On first acquaintance, the idea of feedback control seems straightforward enough. Consider the design of a cruise-control system for an automobile. A minimal version measures the current speed of the car, compares it with the desired speed, then adjusts the throttle by an amount proportional to the difference. If the car slows somewhat—perhaps on an upgrade—the controller senses the discrepancy and opens the throttle wider, so that the car regains some of the lost speed.
But there is more to control theory than this simple proportional-feedback mechanism. A drawback of pure proportional control is that the car never quite attains the requested speed; as the error diminishes, so does the feedback signal, and the system settles into a state with some nonzero offset from the correct velocity. The offset can be eliminated by another form of feedback, based not on the error itself but on the integral of the error with respect to time. In effect, the integral measures the cumulative error, which keeps growing if the speed differs even slightly from the set point. Thus integral control ensures that over the long term the net error approaches zero and the average speed converges on the set-point speed.

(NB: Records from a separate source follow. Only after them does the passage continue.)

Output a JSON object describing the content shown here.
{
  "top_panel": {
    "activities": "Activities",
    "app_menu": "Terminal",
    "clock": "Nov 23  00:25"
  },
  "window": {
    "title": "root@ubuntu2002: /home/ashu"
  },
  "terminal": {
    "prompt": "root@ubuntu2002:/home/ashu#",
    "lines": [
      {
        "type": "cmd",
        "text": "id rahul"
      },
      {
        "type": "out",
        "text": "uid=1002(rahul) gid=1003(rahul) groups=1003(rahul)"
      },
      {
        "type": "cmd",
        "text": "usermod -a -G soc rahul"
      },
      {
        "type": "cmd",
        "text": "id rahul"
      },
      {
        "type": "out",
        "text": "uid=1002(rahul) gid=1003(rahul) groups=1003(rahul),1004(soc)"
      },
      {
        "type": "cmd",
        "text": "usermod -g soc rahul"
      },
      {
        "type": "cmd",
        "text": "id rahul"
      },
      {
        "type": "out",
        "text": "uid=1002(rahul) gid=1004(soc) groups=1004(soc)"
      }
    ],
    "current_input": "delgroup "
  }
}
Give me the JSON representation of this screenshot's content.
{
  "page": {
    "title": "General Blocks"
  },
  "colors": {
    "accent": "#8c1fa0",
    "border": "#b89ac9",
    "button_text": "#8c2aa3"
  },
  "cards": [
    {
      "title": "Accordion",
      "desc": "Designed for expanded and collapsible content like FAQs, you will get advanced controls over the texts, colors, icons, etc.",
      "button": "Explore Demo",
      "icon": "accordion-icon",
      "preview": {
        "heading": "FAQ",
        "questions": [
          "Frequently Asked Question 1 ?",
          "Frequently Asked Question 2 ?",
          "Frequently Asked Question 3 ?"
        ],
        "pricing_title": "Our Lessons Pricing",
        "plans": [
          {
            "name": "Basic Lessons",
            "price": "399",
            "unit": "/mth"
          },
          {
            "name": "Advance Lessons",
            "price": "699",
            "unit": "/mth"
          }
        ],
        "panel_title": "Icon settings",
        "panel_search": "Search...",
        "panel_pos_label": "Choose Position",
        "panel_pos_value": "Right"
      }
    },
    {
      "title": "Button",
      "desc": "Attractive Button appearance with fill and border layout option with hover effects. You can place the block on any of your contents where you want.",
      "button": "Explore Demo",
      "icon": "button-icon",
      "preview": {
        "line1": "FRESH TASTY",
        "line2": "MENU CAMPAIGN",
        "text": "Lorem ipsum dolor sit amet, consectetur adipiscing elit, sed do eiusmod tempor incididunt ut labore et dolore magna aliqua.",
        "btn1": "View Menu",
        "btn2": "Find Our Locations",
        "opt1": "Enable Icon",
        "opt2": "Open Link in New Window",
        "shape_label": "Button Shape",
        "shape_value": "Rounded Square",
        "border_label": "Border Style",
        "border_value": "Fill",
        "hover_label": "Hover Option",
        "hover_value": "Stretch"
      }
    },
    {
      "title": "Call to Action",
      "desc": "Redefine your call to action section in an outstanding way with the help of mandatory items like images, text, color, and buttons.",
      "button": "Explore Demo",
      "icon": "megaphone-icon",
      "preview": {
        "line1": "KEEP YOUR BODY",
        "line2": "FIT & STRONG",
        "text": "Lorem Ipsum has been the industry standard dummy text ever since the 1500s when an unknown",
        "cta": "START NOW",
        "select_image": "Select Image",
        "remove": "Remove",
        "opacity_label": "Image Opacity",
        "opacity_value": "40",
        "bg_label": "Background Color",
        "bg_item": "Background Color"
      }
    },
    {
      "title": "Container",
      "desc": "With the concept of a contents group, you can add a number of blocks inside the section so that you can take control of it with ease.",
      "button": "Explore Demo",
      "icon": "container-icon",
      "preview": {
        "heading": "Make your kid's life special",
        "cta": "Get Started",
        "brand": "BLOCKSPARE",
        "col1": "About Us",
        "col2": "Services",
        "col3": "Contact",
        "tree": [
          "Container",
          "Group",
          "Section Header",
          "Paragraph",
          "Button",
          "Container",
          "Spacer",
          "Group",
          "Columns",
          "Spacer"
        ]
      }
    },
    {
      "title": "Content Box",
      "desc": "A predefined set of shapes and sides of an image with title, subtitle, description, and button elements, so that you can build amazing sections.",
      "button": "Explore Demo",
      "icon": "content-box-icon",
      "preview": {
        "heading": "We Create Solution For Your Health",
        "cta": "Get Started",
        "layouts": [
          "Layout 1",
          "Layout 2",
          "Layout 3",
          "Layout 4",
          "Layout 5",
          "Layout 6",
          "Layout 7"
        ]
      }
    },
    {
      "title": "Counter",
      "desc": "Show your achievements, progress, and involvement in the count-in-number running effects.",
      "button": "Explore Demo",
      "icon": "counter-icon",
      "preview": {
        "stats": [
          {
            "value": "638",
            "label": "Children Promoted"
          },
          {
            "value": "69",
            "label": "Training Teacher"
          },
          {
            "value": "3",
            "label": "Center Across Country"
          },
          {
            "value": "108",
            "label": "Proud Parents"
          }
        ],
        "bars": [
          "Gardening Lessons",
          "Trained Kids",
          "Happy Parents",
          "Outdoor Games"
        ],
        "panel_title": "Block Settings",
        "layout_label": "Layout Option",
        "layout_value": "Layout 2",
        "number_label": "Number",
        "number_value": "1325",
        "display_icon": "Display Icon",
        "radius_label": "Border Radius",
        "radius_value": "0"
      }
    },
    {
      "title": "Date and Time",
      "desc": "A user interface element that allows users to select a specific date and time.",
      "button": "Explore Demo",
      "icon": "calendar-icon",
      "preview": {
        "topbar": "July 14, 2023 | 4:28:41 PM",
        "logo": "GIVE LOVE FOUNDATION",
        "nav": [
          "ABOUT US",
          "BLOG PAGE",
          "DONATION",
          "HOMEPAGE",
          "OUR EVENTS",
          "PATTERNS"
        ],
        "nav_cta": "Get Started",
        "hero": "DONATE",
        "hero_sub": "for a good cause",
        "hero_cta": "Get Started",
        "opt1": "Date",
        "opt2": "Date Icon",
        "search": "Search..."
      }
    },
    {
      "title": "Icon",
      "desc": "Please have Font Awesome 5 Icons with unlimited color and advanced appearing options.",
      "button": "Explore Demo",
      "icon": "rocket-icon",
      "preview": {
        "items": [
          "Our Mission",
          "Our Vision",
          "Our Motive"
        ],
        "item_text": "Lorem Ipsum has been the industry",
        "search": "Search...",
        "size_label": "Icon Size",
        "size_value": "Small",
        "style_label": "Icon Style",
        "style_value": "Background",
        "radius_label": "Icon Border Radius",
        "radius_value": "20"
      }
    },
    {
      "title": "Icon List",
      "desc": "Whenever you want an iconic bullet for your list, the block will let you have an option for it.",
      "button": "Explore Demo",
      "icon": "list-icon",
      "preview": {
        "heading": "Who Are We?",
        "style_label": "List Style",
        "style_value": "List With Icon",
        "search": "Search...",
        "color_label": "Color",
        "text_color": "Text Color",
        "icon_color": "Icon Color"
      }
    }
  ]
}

Yet integral control has drawbacks of its own. Suppose the car cannot maintain a commanded speed of 60 on an upgrade; an integral controller might compensate by going 80 on the other side of the hill, which could get you a speeding ticket. More generally, integral control has a tendency to overshoot and oscillate around the set point. A remedy is to add still another form of feedback, based on the time derivative of the error signal. Derivative feedback opposes rapid changes in speed and thus tends to damp out oscillations.